Gnomon: Ancient Time Measuring Instrument Used By Babylonians, Egyptians And Chinese

A gnomon, (literally: “one that knows or examines”) is the part of a sundial that casts a shadow.

The term has been used for many different purposes in mathematics, astronomy and other fields. In distant past, this vertical stick, was called ‘shadow stick’ but today, it is known as ‘gnomon’.

It was probably the first device for indicating the time of day dating from about 3500 BC. The length of the shadow this simple instrument cast, it gave an indication of the time of day.

Gnomon was known in Inca’s Peru, megalithic Europe. In ancient China, the gnomon was useful instrument for astronomical observations through the centuries of Chinese civilization.

The instrument is mentioned in the 2nd-century ‘Nine Chapters on the Mathematical Art’ as being used much earlier by the Duke of Zhou (11th century BC).

Pre-Socratic Greek philosopher, Anaximander (610-546 BC) introduced the instrument to the Greeks. Greek mathematician (geometer) and astronomer, Oenopides (lived ca 450 BC) used the phrase drawn gnomon-wise to describe a line drawn vertically to another.

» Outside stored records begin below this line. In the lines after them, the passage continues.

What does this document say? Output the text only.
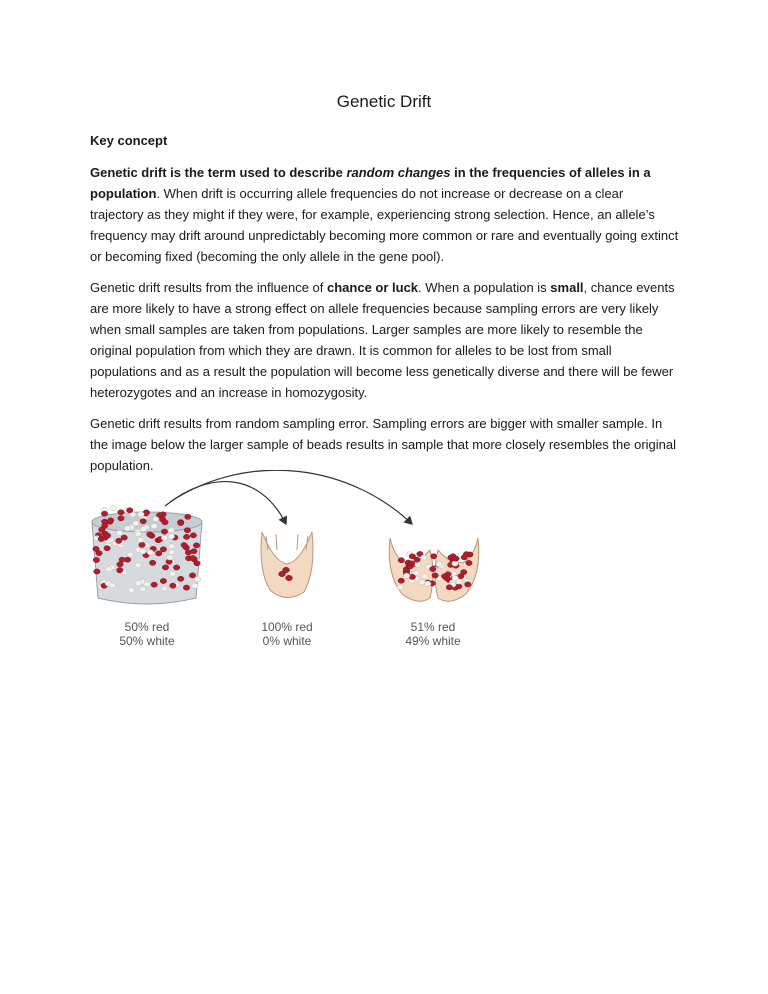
Genetic Drift

Key concept

Genetic drift is the term used to describe random changes in the frequencies of alleles in a population. When drift is occurring allele frequencies do not increase or decrease on a clear trajectory as they might if they were, for example, experiencing strong selection. Hence, an allele’s frequency may drift around unpredictably becoming more common or rare and eventually going extinct or becoming fixed (becoming the only allele in the gene pool).

Genetic drift results from the influence of chance or luck. When a population is small, chance events are more likely to have a strong effect on allele frequencies because sampling errors are very likely when small samples are taken from populations. Larger samples are more likely to resemble the original population from which they are drawn. It is common for alleles to be lost from small populations and as a result the population will become less genetically diverse and there will be fewer heterozygotes and an increase in homozygosity.

Genetic drift results from random sampling error. Sampling errors are bigger with smaller sample. In the image below the larger sample of beads results in sample that more closely resembles the original population.

50% red
50% white
100% red
0% white
51% red
49% white
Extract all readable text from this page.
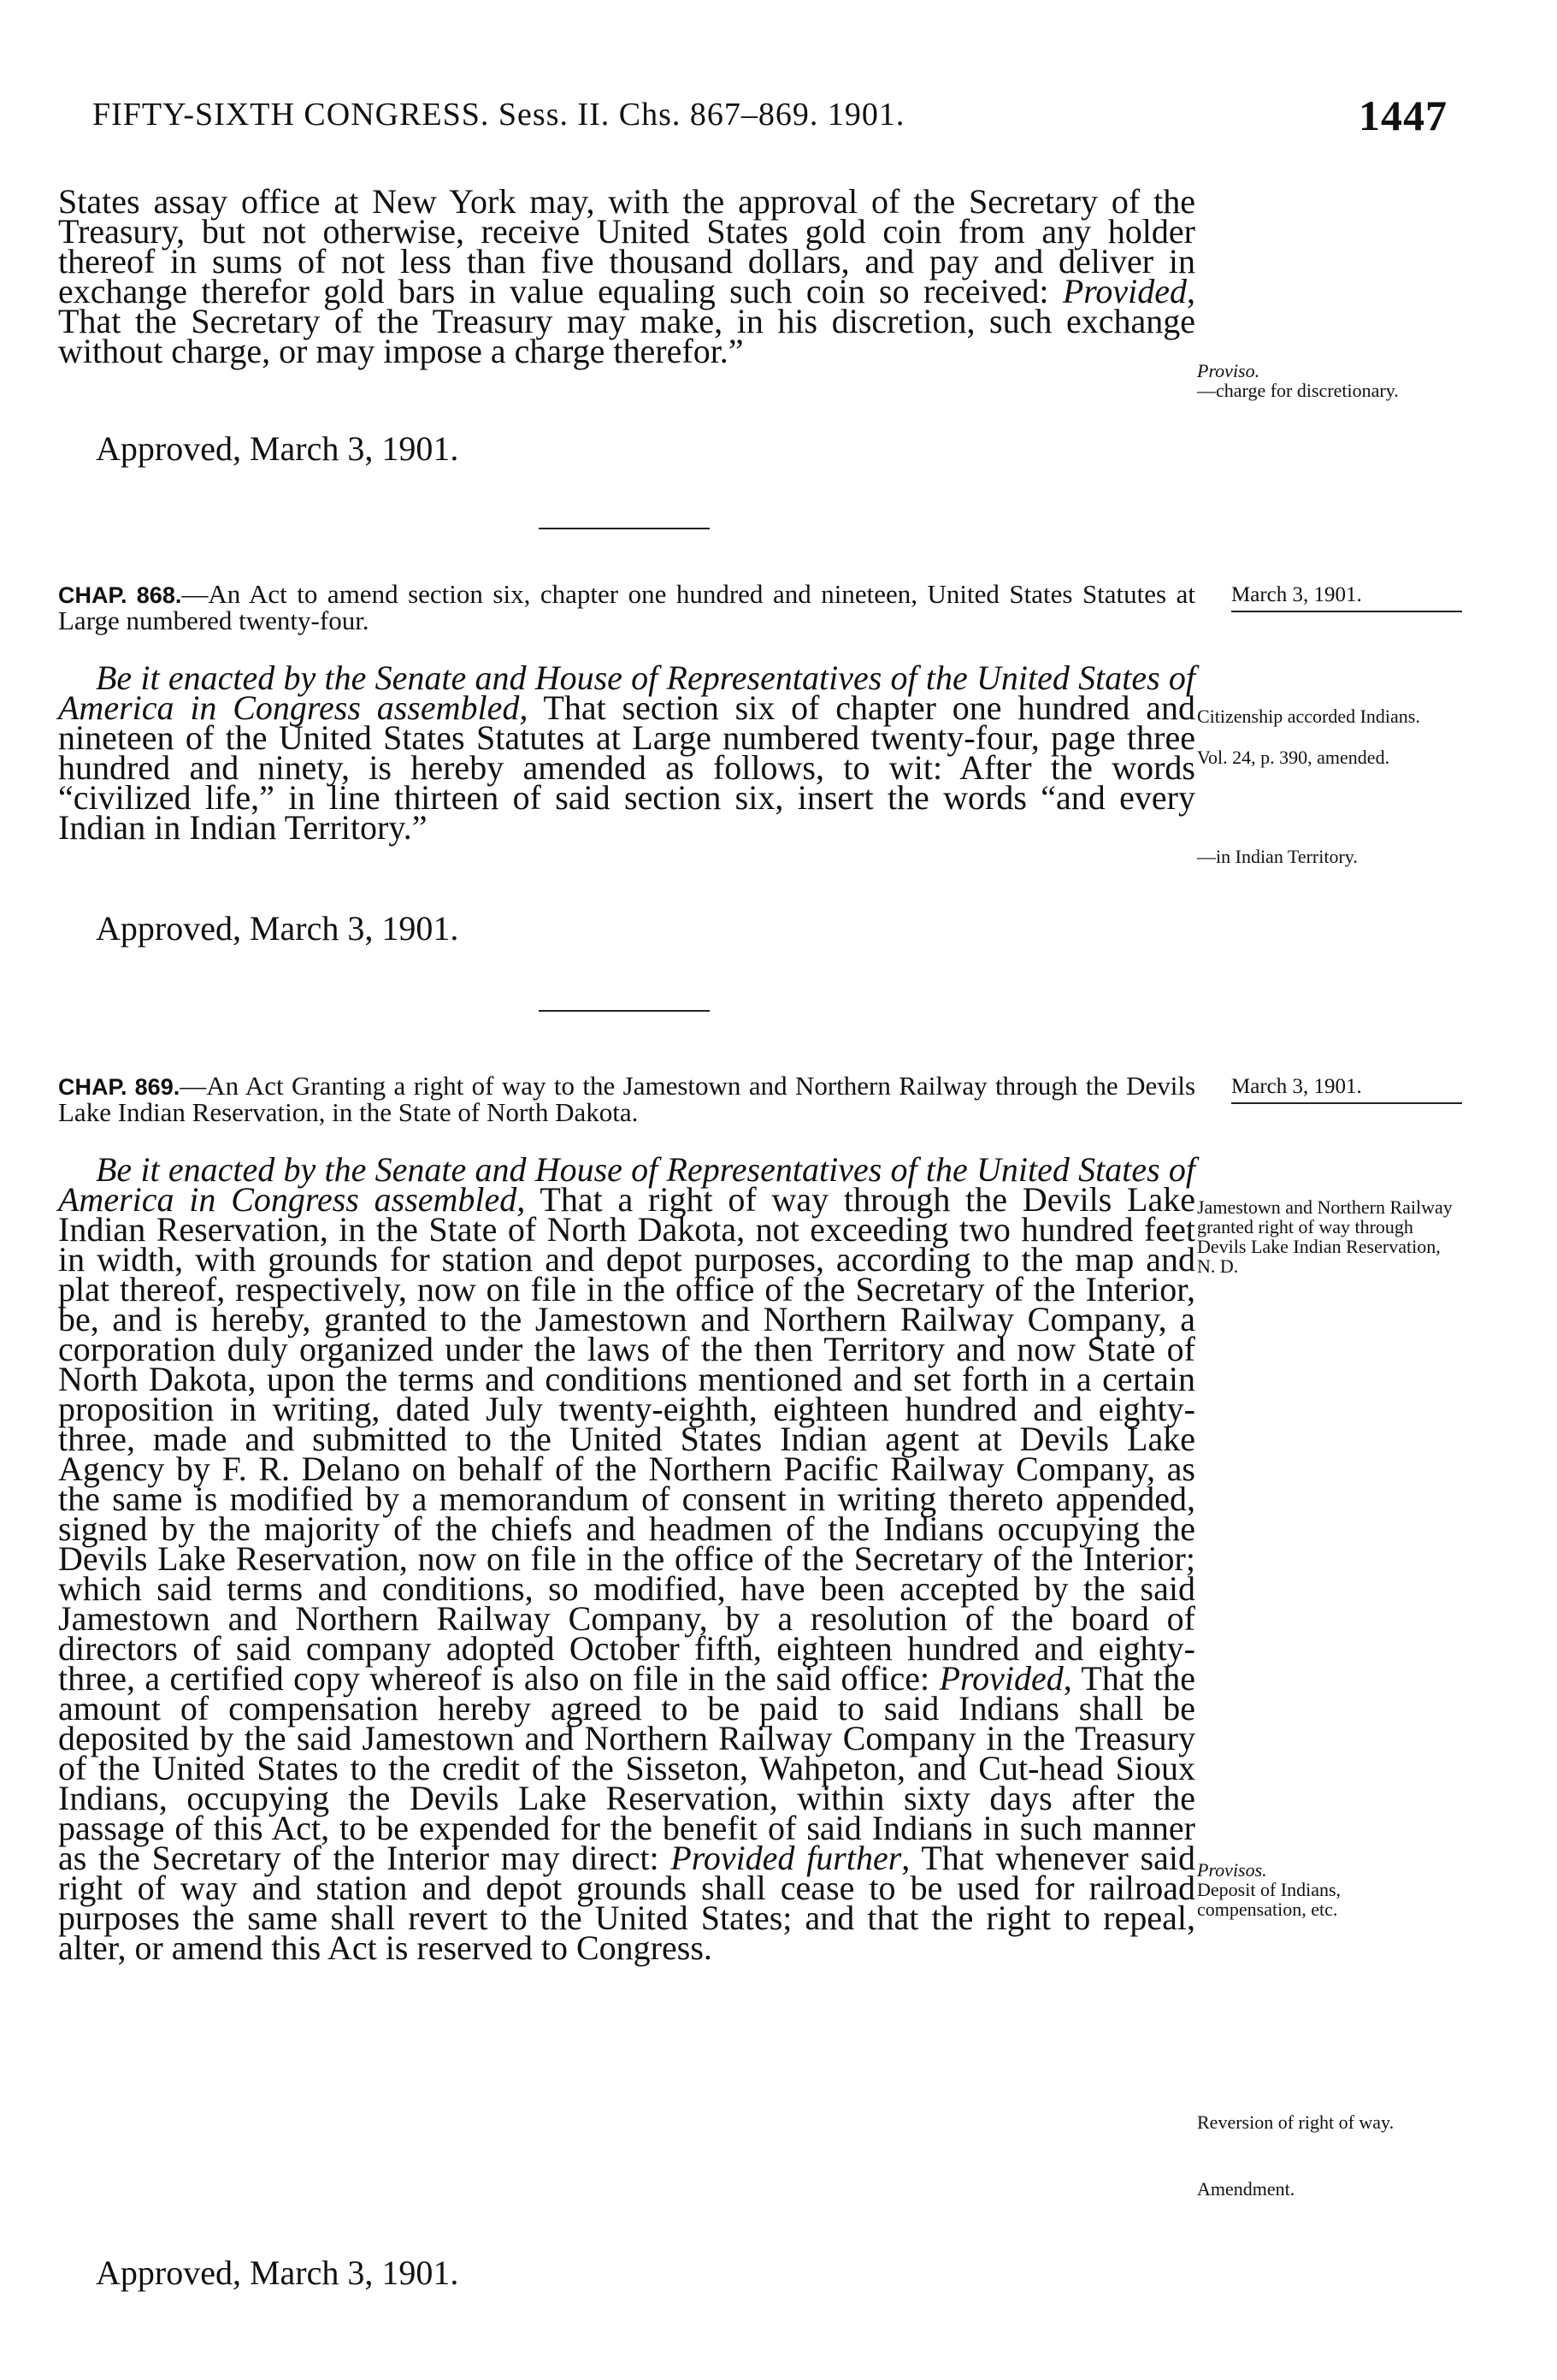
FIFTY-SIXTH CONGRESS. Sess. II. Chs. 867–869. 1901.	1447

States assay office at New York may, with the approval of the Secretary of the Treasury, but not otherwise, receive United States gold coin from any holder thereof in sums of not less than five thousand dollars, and pay and deliver in exchange therefor gold bars in value equaling such coin so received: Provided, That the Secretary of the Treasury may make, in his discretion, such exchange without charge, or may impose a charge therefor.”

Approved, March 3, 1901.

Proviso.
—charge for discretionary.
CHAP. 868.—An Act to amend section six, chapter one hundred and nineteen, United States Statutes at Large numbered twenty-four.
March 3, 1901.

Be it enacted by the Senate and House of Representatives of the United States of America in Congress assembled, That section six of chapter one hundred and nineteen of the United States Statutes at Large numbered twenty-four, page three hundred and ninety, is hereby amended as follows, to wit: After the words “civilized life,” in line thirteen of said section six, insert the words “and every Indian in Indian Territory.”

Approved, March 3, 1901.

Citizenship accorded Indians.
Vol. 24, p. 390, amended.
—in Indian Territory.
CHAP. 869.—An Act Granting a right of way to the Jamestown and Northern Railway through the Devils Lake Indian Reservation, in the State of North Dakota.
March 3, 1901.

Be it enacted by the Senate and House of Representatives of the United States of America in Congress assembled, That a right of way through the Devils Lake Indian Reservation, in the State of North Dakota, not exceeding two hundred feet in width, with grounds for station and depot purposes, according to the map and plat thereof, respectively, now on file in the office of the Secretary of the Interior, be, and is hereby, granted to the Jamestown and Northern Railway Company, a corporation duly organized under the laws of the then Territory and now State of North Dakota, upon the terms and conditions mentioned and set forth in a certain proposition in writing, dated July twenty-eighth, eighteen hundred and eighty-three, made and submitted to the United States Indian agent at Devils Lake Agency by F. R. Delano on behalf of the Northern Pacific Railway Company, as the same is modified by a memorandum of consent in writing thereto appended, signed by the majority of the chiefs and headmen of the Indians occupying the Devils Lake Reservation, now on file in the office of the Secretary of the Interior; which said terms and conditions, so modified, have been accepted by the said Jamestown and Northern Railway Company, by a resolution of the board of directors of said company adopted October fifth, eighteen hundred and eighty-three, a certified copy whereof is also on file in the said office: Provided, That the amount of compensation hereby agreed to be paid to said Indians shall be deposited by the said Jamestown and Northern Railway Company in the Treasury of the United States to the credit of the Sisseton, Wahpeton, and Cut-head Sioux Indians, occupying the Devils Lake Reservation, within sixty days after the passage of this Act, to be expended for the benefit of said Indians in such manner as the Secretary of the Interior may direct: Provided further, That whenever said right of way and station and depot grounds shall cease to be used for railroad purposes the same shall revert to the United States; and that the right to repeal, alter, or amend this Act is reserved to Congress.

Approved, March 3, 1901.

Jamestown and Northern Railway granted right of way through Devils Lake Indian Reservation, N. D.
Provisos.
Deposit of Indians, compensation, etc.
Reversion of right of way.
Amendment.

As defined by Hero of Alexandria, the gnomon was a figure, which when added to another figure, formed a similar figure to the original.

By the 8th century BC more precise devices were in use.

At midday, the shadow of a stick is shortest, and this alignment was used by the civilizations of Mesopotamia, Egypt, and China as the North – South direction.

According to Egypt’s hieroglyphic texts , an instrument was an L-shaped object with a short vertical arm and a long graduated horizontal arm and called ‘setchat or merkhet’ (instrument of knowledge’.

Today, a three-dimensional gnomon is commonly used in CAD and computer graphics as an aid to positioning objects in the virtual world.